Willink, envisioner of existential angst

A large exposition that gives an overview of the interesting work of the

famous painter A.C. Willink is being shown in the Townhall-Palace in

Tilburg until 19 September. Interesting, because whatever one may

think of Willink’s art, the exhibition is worth seeing, and his art is

worthy of our contemplation and consideration. Willink began work as

a young painter around 1920 in the style of the abstractionists. He was

subsequently influenced by another contemporary modern movement,

led primarily by Léger and Le Fauconnier. An interim period followed,

with a very unique and interesting contribution to what could be called

a controlled Surrealism, in a work like The sémaphore. Something from

each of these periods is to be seen in the exhibition. Finally, around

1930, he found himself in an art style that people have attempted to call

by various names; we wish to add to the list the label of ‘Romanticism’.

Willink’s art speaks first of all of the unique way in which he

experiences nature, especially the mountainous terrain of France which

he loved so much. Although he fully experienced the beauty of this

scenery, he never presents the pure charm, the quiet, the picturesque

side of it. Instead, there is always something of a suppressed tension, a

sense of threat, a grandeur. In short, there is something overwhelming

about these mountain landscapes which are shown in panoramic view.

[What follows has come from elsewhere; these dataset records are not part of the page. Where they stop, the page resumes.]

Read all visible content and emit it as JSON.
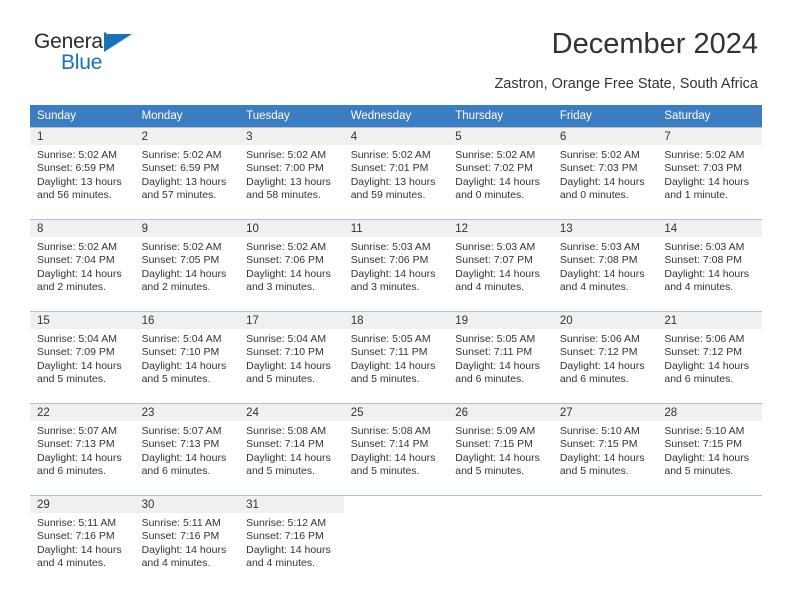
{
  "brand": {
    "name_part1": "General",
    "name_part2": "Blue",
    "triangle_icon": "triangle-icon",
    "color_blue": "#1a72b8",
    "color_dark": "#2b2b2b"
  },
  "header": {
    "title": "December 2024",
    "subtitle": "Zastron, Orange Free State, South Africa"
  },
  "calendar": {
    "header_bg": "#3b7dc0",
    "daynum_bg": "#f0f0f0",
    "gridline": "#a9c2dd",
    "weekdays": [
      "Sunday",
      "Monday",
      "Tuesday",
      "Wednesday",
      "Thursday",
      "Friday",
      "Saturday"
    ],
    "weeks": [
      [
        {
          "day": "1",
          "sunrise": "Sunrise: 5:02 AM",
          "sunset": "Sunset: 6:59 PM",
          "daylight": "Daylight: 13 hours and 56 minutes."
        },
        {
          "day": "2",
          "sunrise": "Sunrise: 5:02 AM",
          "sunset": "Sunset: 6:59 PM",
          "daylight": "Daylight: 13 hours and 57 minutes."
        },
        {
          "day": "3",
          "sunrise": "Sunrise: 5:02 AM",
          "sunset": "Sunset: 7:00 PM",
          "daylight": "Daylight: 13 hours and 58 minutes."
        },
        {
          "day": "4",
          "sunrise": "Sunrise: 5:02 AM",
          "sunset": "Sunset: 7:01 PM",
          "daylight": "Daylight: 13 hours and 59 minutes."
        },
        {
          "day": "5",
          "sunrise": "Sunrise: 5:02 AM",
          "sunset": "Sunset: 7:02 PM",
          "daylight": "Daylight: 14 hours and 0 minutes."
        },
        {
          "day": "6",
          "sunrise": "Sunrise: 5:02 AM",
          "sunset": "Sunset: 7:03 PM",
          "daylight": "Daylight: 14 hours and 0 minutes."
        },
        {
          "day": "7",
          "sunrise": "Sunrise: 5:02 AM",
          "sunset": "Sunset: 7:03 PM",
          "daylight": "Daylight: 14 hours and 1 minute."
        }
      ],
      [
        {
          "day": "8",
          "sunrise": "Sunrise: 5:02 AM",
          "sunset": "Sunset: 7:04 PM",
          "daylight": "Daylight: 14 hours and 2 minutes."
        },
        {
          "day": "9",
          "sunrise": "Sunrise: 5:02 AM",
          "sunset": "Sunset: 7:05 PM",
          "daylight": "Daylight: 14 hours and 2 minutes."
        },
        {
          "day": "10",
          "sunrise": "Sunrise: 5:02 AM",
          "sunset": "Sunset: 7:06 PM",
          "daylight": "Daylight: 14 hours and 3 minutes."
        },
        {
          "day": "11",
          "sunrise": "Sunrise: 5:03 AM",
          "sunset": "Sunset: 7:06 PM",
          "daylight": "Daylight: 14 hours and 3 minutes."
        },
        {
          "day": "12",
          "sunrise": "Sunrise: 5:03 AM",
          "sunset": "Sunset: 7:07 PM",
          "daylight": "Daylight: 14 hours and 4 minutes."
        },
        {
          "day": "13",
          "sunrise": "Sunrise: 5:03 AM",
          "sunset": "Sunset: 7:08 PM",
          "daylight": "Daylight: 14 hours and 4 minutes."
        },
        {
          "day": "14",
          "sunrise": "Sunrise: 5:03 AM",
          "sunset": "Sunset: 7:08 PM",
          "daylight": "Daylight: 14 hours and 4 minutes."
        }
      ],
      [
        {
          "day": "15",
          "sunrise": "Sunrise: 5:04 AM",
          "sunset": "Sunset: 7:09 PM",
          "daylight": "Daylight: 14 hours and 5 minutes."
        },
        {
          "day": "16",
          "sunrise": "Sunrise: 5:04 AM",
          "sunset": "Sunset: 7:10 PM",
          "daylight": "Daylight: 14 hours and 5 minutes."
        },
        {
          "day": "17",
          "sunrise": "Sunrise: 5:04 AM",
          "sunset": "Sunset: 7:10 PM",
          "daylight": "Daylight: 14 hours and 5 minutes."
        },
        {
          "day": "18",
          "sunrise": "Sunrise: 5:05 AM",
          "sunset": "Sunset: 7:11 PM",
          "daylight": "Daylight: 14 hours and 5 minutes."
        },
        {
          "day": "19",
          "sunrise": "Sunrise: 5:05 AM",
          "sunset": "Sunset: 7:11 PM",
          "daylight": "Daylight: 14 hours and 6 minutes."
        },
        {
          "day": "20",
          "sunrise": "Sunrise: 5:06 AM",
          "sunset": "Sunset: 7:12 PM",
          "daylight": "Daylight: 14 hours and 6 minutes."
        },
        {
          "day": "21",
          "sunrise": "Sunrise: 5:06 AM",
          "sunset": "Sunset: 7:12 PM",
          "daylight": "Daylight: 14 hours and 6 minutes."
        }
      ],
      [
        {
          "day": "22",
          "sunrise": "Sunrise: 5:07 AM",
          "sunset": "Sunset: 7:13 PM",
          "daylight": "Daylight: 14 hours and 6 minutes."
        },
        {
          "day": "23",
          "sunrise": "Sunrise: 5:07 AM",
          "sunset": "Sunset: 7:13 PM",
          "daylight": "Daylight: 14 hours and 6 minutes."
        },
        {
          "day": "24",
          "sunrise": "Sunrise: 5:08 AM",
          "sunset": "Sunset: 7:14 PM",
          "daylight": "Daylight: 14 hours and 5 minutes."
        },
        {
          "day": "25",
          "sunrise": "Sunrise: 5:08 AM",
          "sunset": "Sunset: 7:14 PM",
          "daylight": "Daylight: 14 hours and 5 minutes."
        },
        {
          "day": "26",
          "sunrise": "Sunrise: 5:09 AM",
          "sunset": "Sunset: 7:15 PM",
          "daylight": "Daylight: 14 hours and 5 minutes."
        },
        {
          "day": "27",
          "sunrise": "Sunrise: 5:10 AM",
          "sunset": "Sunset: 7:15 PM",
          "daylight": "Daylight: 14 hours and 5 minutes."
        },
        {
          "day": "28",
          "sunrise": "Sunrise: 5:10 AM",
          "sunset": "Sunset: 7:15 PM",
          "daylight": "Daylight: 14 hours and 5 minutes."
        }
      ],
      [
        {
          "day": "29",
          "sunrise": "Sunrise: 5:11 AM",
          "sunset": "Sunset: 7:16 PM",
          "daylight": "Daylight: 14 hours and 4 minutes."
        },
        {
          "day": "30",
          "sunrise": "Sunrise: 5:11 AM",
          "sunset": "Sunset: 7:16 PM",
          "daylight": "Daylight: 14 hours and 4 minutes."
        },
        {
          "day": "31",
          "sunrise": "Sunrise: 5:12 AM",
          "sunset": "Sunset: 7:16 PM",
          "daylight": "Daylight: 14 hours and 4 minutes."
        },
        {
          "day": "",
          "sunrise": "",
          "sunset": "",
          "daylight": ""
        },
        {
          "day": "",
          "sunrise": "",
          "sunset": "",
          "daylight": ""
        },
        {
          "day": "",
          "sunrise": "",
          "sunset": "",
          "daylight": ""
        },
        {
          "day": "",
          "sunrise": "",
          "sunset": "",
          "daylight": ""
        }
      ]
    ]
  }
}
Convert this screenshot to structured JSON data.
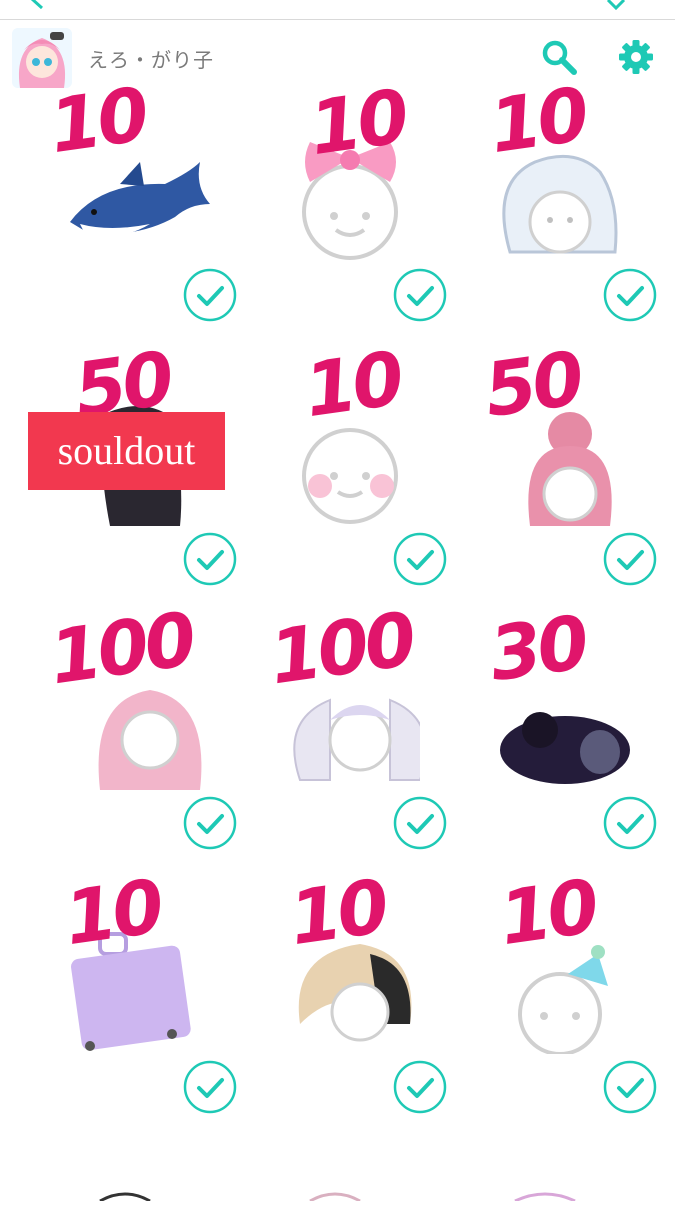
{
  "header": {
    "username": "えろ・がり子"
  },
  "items": [
    {
      "price": "10",
      "art": "shark"
    },
    {
      "price": "10",
      "art": "bow"
    },
    {
      "price": "10",
      "art": "seal-hat"
    },
    {
      "price": "50",
      "art": "dark-hair"
    },
    {
      "price": "10",
      "art": "blush-face"
    },
    {
      "price": "50",
      "art": "bun-hair"
    },
    {
      "price": "100",
      "art": "pink-long-hair"
    },
    {
      "price": "100",
      "art": "twin-tails"
    },
    {
      "price": "30",
      "art": "dark-creature"
    },
    {
      "price": "10",
      "art": "suitcase"
    },
    {
      "price": "10",
      "art": "blonde-hair"
    },
    {
      "price": "10",
      "art": "party-hat"
    }
  ],
  "soldout_label": "souldout",
  "colors": {
    "accent": "#1ec9b5",
    "price_marker": "#e0156b",
    "soldout_bg": "#f2384f",
    "username": "#7a7a7a"
  },
  "icons": [
    "back-icon",
    "share-icon",
    "search-icon",
    "gear-icon",
    "check-icon"
  ]
}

There is a very peculiar aura about them, which is further accentuated

by the dark clouds, so somber and heavy. This view of nature as a mighty

power, against which humans are small and insignificant creatures, a

vastness to be viewed with anxiety and fear, is a typically Romantic

notion, although Willink does not try to imitate Romanticism.

Very occasionally he painted landscapes only; usually his paintings

include a castle, or a terrace with statues, to draw our attention.

The observant viewer will note the remarkable absence of people in

these paintings; the terraces are empty, the palaces are uninhabited, the

statues are neglected and damaged, and everything appears empty and

deserted. It is a melancholic view of a past world. Unlike earlier artists,

he does not fill his terraces and palaces with people from eras when

these buildings were still new, for he realizes that this would be immediately

identified as a masquerade. For him it is all about barrenness and

desolation – in our times we are no longer able to achieve the grandiose

lifestyle of an earlier era. It is past, gone, beyond recollection.

And nature does not smile benignly, but hovers threateningly

around these doomed cultural creations, witnesses to a past time of

glory. When he does include people in his paintings they are always

tourists, accentuating the loneliness and abandonment, the transience

of everything – tourists who are too ignorant to realize how out of place

they are on these terraces alongside the crumbling beauty of past times.

Is such melancholy, such a barely suppressed longing for a grander

past, such a not-to-be-silenced yearning, such a silent lamentation, not

typical of Romanticism? Understand me well, it is not the Romanticism

of the past, for Willink’s starting point is completely contemporary.

His portrayal of France is very different from that of his colleagues, who

return year after year with portfolios full of colourful and more or less

cheerful valleys and fields. His work is different but, we believe, not less

true. Because what Willink portrays will impress anyone familiar with the

past glories of the French palaces and esplanades.

Indeed, the Modernists may shrug their shoulders about Willink and

say that he is out of touch with his own times. Thus they demonstrate

their small-minded narrowness, for if they are interpreting modern ideas

and experiences, he is doing the same. They are often impressed by the

nauseating, the boring or are gripped by the angst of existence. Perhaps

Willink is too, but besides this he has a sense of the values that have been

lost; and it is his calling to express that.

There are also his portraits – beautifully painted and, I was informed,

excellent likenesses. Yet they are, in one way or another, very

disturbing. There is no distortion, nothing odd in the portrayal as such,

but as soon as one attempts to describe the impression of these hard

faces, one feels powerless. Something of the restlessness, the tension, the

estrangement from one’s own society that his other work attests to in a

different way is also evident in these paintings. They cannot really be

compared to anything else in our time or from the past. These beautiful

portraits are further evidence that Willink is an artist who experiences

the times he is living in very intensely and expresses it an artistic form.

***

Originally published in Dutch in Trouw, no date (between 1949 and 1956).

Published in English in M. Hengelaar-Rookmaaker (ed.): H.R. Rookmaaker: The Complete Works 1, Piquant – Carlisle, 2003.